Objective Mitochondrial dysfunction and hepatocyte cell death have been reported in fatty liver and non-alcoholic steatohepatitis. Our aim in this study was to evaluate whether direct exposure of hepatocytes to extracellular fat could facilitate such deleterious effects. Methods FaO hepatic cells treated with fat was used as an in vitro model for steatosis. FaO hepatocytes were exposed to 0.1% triacylglycerols using commercially available lipid emulsion (LE) for various periods and studied for production of reactive oxygen species (ROS), mitochondrial function, and cell death parameters. To study the type of cell death, high-mobility group box chromosomal protein 1cellular levels, DNA fragmentation, and caspase activity were evaluated. Results Cells incubated with LE for 6 h exhibited a marked increase in the production of intracellular ROS. Using treatments with peroxisome proliferator-activated receptor activators, mitochondrial electron-transfer chain inhibitor, and different sources of LE that did or did not contain medium-chain triacylglycerols, the mitochondria were found to be the source of ROS. LE treatment resulted in phosphorylation of adenosine monophosphate–activated protein kinase, accompanied by a decrease in adenosine triphosphate levels.
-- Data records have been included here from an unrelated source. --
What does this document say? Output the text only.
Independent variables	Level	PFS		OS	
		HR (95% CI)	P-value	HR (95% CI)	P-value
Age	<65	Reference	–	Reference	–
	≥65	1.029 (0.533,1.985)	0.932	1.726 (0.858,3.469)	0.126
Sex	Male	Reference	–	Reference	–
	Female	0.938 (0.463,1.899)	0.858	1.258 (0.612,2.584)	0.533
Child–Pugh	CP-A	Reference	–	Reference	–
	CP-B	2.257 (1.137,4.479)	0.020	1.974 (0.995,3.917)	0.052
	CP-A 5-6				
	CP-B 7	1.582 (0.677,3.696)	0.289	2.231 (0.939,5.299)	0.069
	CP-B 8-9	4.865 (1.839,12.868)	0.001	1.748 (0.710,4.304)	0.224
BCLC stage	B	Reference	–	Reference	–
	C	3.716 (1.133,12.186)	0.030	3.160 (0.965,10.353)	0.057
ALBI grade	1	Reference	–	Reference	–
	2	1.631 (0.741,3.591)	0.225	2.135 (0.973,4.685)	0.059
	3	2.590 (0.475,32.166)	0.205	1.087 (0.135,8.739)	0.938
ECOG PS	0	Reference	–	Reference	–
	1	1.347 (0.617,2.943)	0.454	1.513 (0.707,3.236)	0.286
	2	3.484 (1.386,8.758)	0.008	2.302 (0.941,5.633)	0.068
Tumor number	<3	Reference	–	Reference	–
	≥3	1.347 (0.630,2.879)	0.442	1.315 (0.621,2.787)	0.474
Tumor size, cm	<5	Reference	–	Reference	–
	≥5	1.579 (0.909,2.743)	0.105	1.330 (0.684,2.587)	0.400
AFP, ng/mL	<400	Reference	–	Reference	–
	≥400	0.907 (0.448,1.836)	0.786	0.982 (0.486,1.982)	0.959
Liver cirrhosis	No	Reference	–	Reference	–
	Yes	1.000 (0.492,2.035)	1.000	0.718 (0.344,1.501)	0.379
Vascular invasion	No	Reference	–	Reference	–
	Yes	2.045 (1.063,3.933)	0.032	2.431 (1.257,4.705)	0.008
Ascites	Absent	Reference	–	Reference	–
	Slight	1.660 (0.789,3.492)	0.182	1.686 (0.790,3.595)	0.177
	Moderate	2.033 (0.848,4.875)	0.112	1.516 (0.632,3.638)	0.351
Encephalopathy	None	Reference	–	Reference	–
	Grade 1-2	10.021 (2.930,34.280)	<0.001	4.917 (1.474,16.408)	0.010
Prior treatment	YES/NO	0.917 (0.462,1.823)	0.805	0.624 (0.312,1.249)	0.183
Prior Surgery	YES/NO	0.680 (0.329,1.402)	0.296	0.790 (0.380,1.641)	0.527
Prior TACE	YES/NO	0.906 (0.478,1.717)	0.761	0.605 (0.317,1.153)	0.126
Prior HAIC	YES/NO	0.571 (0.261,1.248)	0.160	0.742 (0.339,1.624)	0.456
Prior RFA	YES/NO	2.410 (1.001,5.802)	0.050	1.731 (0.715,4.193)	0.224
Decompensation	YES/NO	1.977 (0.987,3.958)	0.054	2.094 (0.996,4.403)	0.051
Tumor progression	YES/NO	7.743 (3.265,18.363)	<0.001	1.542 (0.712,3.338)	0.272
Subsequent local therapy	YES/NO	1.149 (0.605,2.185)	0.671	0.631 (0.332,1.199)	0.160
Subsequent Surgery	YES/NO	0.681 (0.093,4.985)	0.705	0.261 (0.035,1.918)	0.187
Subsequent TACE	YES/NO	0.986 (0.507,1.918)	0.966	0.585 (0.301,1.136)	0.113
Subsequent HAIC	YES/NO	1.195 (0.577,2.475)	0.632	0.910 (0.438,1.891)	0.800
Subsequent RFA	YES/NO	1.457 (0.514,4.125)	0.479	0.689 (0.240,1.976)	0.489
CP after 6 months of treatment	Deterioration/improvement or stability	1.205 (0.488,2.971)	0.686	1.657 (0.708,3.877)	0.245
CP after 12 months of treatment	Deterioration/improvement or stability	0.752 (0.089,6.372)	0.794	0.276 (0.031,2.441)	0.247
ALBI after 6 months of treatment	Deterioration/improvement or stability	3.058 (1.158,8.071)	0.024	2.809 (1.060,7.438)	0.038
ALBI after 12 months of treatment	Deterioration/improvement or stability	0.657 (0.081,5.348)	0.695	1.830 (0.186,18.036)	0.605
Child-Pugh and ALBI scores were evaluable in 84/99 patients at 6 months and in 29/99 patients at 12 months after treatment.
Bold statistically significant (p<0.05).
Changes in intracellular ROS and energy levels were followed by cell death. FaO hepatocytes showed a significant reduction in high-mobility group box chromosomal protein-1 and little DNA fragmentation. Incubation with LE for 24 h did not change caspase-3 activity, indicating that hepatocyte death was necrotic. The antioxidant N-acetylcysteine was able to attenuate the changes in intracellular energy levels and ROS levels and to prevent cell death after exposure to LE. Conclusion These results suggest that exposure of FaO cells to LE leads to an increase in mitochondrial ROS production and a decrease in cellular energy levels followed by necrotic cell death.